そうすると、「悲しくないよ」、「さびしくないよ」という言葉は自分の気持ちを表明しているようにも読める。
すなわち、「お姉ちゃんが変わってしまっても私は大丈夫。何故なら、それでもお姉ちゃんと私は共に存る(ずっと側にいる)し、私は私の心に従ってお姉ちゃんを想い続けるだけだから。

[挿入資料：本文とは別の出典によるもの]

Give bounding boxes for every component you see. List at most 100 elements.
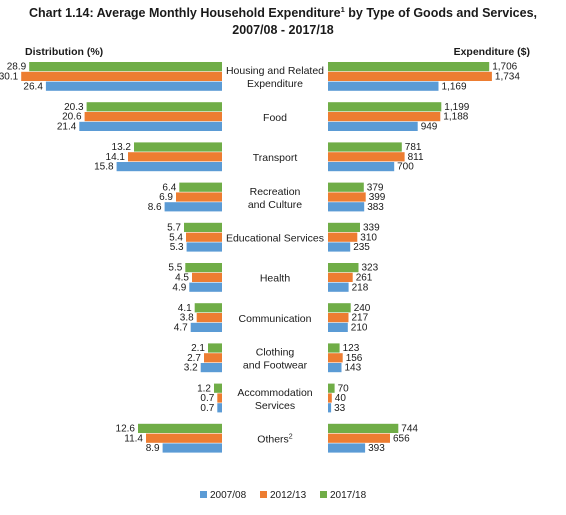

」という通告である。
キーホルダーをもらった時のうっちーも似たようなことを言っていたが、今回は目的もシチュエーションも違う。
自分はこれを「卒業出来ません」という意味の卒業宣言であると解釈した。
前述した通り、きーちゃんは「お姉ちゃんの為の自分」に依存することを止め、「お姉ちゃんのことが好きな自分=ありのままの自分」へと原点回帰したからである。
極めつけに「しょうがないよ」と総括。
きーちゃんの抱える問題に対する答えが全てこの「しょうがないよ」に集約されてる。
私がそうしたいんだからしょうがない。
それでもお姉ちゃんが好きだからしょうがない。
そんなお姉ちゃんが好きだからしょうがない。
お姉ちゃんが好きだから甘えたくなるのもしょうがない。
たとえお姉ちゃんが私を嫌ったとしても。
きーちゃんは、自分がもこっちに執着するのはもこっちのせいではなく、自分の心がそうなったからしょうがないということを受け入れたのである。
そして、この安らかな満足顔。
駄菓子もたっぷりめに買ってあったし、あれからも長時間話し込んだっぽい。
加藤さんの時といい、もこっちが人を笑顔にする天才みたいになってるな。
分かれてる寝床からもきーちゃんの自立(離れても平気)が見て取れる。
もう二度とサイコきーちゃんにはなるまい。
月は地球に求められてそこにいるわけではなく、ただ地球の引力に引かれて離れられないだけである。
それはもう万有引力がある以上しょうがない。
もこっちに惹かれて離れられないきーちゃんも同様。
もこっちの夜(ぼっち時代)を照らしたきーちゃんの象徴が月なのはこの上なく似つかわしい。
余談にも程があるが、2018年5月1日の月齢は15(満月)である(https://www.arachne.jp/onlinecalendar/mangetsu/2018/5/)。
しかし、きーちゃんにとっては新しくてか細い真っ直ぐな光に違いない。
それはたった一年(たった一年!)一緒に大学に通うという、目標と呼ぶには余りにも消え入りそうな光だが、きーちゃんがそうしたいと決めた以上はしょうがない。
あとは、自身が放つ光に沿って進むだけである。